Notice of Privacy Practices
OCR’s final Request for Information pertains to the requirement that health care providers provide a notice of privacy practices to their patients and that those health care providers with a direct treatment relationship make a good faith effort to obtain a signature from patients of the receipt of the notice. [37] The notice serves as a vehicle for patients to understand how their health care providers use and disclose their PHI and also to educate patients on their rights regarding their PHI.

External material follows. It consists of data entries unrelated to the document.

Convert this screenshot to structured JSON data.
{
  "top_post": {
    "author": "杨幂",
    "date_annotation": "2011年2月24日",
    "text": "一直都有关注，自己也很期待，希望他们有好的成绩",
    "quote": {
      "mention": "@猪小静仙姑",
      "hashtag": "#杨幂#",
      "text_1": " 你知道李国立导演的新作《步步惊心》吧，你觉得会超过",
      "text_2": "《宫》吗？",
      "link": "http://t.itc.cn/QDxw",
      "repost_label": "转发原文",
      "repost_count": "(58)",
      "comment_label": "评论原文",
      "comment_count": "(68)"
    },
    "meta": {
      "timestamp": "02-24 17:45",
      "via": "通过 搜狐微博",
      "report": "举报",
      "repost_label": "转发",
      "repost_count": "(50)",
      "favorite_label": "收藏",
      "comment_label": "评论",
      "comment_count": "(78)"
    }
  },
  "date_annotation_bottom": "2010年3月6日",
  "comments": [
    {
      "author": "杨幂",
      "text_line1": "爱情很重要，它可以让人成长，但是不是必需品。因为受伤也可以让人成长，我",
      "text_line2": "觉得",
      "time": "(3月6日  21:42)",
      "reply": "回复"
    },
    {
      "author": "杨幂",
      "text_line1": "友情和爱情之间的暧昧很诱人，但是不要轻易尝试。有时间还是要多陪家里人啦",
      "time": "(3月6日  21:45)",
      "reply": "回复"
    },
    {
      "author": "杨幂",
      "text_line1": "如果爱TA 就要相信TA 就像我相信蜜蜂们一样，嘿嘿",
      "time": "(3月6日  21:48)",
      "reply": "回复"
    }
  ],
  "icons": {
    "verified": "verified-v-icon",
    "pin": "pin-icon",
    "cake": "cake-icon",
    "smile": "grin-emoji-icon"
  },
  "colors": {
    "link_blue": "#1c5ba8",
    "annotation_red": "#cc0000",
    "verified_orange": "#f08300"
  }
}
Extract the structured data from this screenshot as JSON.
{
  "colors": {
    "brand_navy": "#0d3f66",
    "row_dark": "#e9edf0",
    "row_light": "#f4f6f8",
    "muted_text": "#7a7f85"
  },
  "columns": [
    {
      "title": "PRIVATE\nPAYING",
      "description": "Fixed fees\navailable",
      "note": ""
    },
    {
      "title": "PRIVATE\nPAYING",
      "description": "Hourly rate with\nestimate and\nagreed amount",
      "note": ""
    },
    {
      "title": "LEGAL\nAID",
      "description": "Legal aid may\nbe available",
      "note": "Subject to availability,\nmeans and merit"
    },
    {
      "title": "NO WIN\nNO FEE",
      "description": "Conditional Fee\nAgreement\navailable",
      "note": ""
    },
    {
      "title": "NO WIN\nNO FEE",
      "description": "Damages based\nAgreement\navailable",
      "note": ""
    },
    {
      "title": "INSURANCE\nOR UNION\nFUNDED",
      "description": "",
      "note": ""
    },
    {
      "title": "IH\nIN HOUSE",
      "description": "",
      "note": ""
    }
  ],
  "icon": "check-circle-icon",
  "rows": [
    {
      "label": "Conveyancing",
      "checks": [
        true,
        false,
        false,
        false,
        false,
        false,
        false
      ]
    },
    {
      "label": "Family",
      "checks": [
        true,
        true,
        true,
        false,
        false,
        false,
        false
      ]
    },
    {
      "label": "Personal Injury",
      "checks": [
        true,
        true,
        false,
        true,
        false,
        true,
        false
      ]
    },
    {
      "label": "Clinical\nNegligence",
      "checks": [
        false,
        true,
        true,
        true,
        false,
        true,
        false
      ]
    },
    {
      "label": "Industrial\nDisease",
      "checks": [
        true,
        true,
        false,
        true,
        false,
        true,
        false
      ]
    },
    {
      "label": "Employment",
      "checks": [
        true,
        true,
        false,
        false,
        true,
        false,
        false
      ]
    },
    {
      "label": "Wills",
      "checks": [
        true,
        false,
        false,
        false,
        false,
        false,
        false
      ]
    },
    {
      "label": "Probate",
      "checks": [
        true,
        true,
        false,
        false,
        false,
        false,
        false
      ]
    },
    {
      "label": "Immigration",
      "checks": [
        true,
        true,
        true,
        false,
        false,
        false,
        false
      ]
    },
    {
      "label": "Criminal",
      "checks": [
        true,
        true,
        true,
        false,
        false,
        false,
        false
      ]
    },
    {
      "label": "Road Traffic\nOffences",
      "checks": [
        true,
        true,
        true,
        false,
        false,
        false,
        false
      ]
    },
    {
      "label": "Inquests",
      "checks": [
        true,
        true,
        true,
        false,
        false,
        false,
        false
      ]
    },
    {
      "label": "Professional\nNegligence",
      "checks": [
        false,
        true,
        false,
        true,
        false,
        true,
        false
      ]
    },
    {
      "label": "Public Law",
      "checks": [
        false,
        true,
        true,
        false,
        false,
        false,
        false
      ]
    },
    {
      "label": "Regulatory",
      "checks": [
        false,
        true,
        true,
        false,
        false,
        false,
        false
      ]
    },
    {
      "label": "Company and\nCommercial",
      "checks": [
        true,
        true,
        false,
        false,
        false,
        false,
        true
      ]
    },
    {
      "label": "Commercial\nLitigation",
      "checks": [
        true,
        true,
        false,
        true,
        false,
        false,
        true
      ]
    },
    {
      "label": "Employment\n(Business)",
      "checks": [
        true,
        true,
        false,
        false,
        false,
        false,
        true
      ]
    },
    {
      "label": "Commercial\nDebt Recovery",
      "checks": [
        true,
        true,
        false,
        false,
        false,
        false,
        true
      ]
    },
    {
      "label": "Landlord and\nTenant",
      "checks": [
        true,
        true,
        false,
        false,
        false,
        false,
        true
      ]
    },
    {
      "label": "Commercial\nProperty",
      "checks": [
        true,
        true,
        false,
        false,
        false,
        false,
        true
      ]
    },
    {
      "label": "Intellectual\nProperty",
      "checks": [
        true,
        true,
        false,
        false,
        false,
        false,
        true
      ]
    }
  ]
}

OCR requests input as to whether the signature and recordkeeping requirements associated with providing the notice should be eliminated because they add questionable value to the privacy equation. OCR asks for an explanation of the burden “in economic terms” the requirements place on health care providers “to obtain a good faith effort to obtain an individual’s written acknowledgment of receipt of the providers’ [notice of privacy practices]” and how frequently health care providers are unable to obtain the signature. [38] OCR also wants to determine whether the form of the notice of privacy practices is confusing for patients and whether they mistake it as, among other things, a precondition to receiving care. [39] OCR is also curious as to whether the educational purpose underlying the notice is being achieved — namely, does the notice sufficiently explain patients’ rights with respect to their information as well as how the covered entities use and disclose their information or are other educational measures warranted? [40] OCR is also considering creating a compliance safe harbor for covered entities that choose to use a form of notice provided by OCR. [41]
Conclusion
Encouraging greater coordination of care by making health information more available, and while maintaining appropriate privacy protections for patients, may prove to be a significant enhancement to treating patients, especially those suffering from substance use disorder or serious mental illness. However, the overlay of other federal and state laws governing the use and disclosure of patient information will continue to provide challenges. A law that provides more stringent protections to a patient’s privacy will continue to control whether patient treatment information can be shared and with whom. Consequently, states and other federal agencies will need to make the same type of examination that OCR is making with respect to HIPAA if comprehensive coordination of care and case management are to be achieved.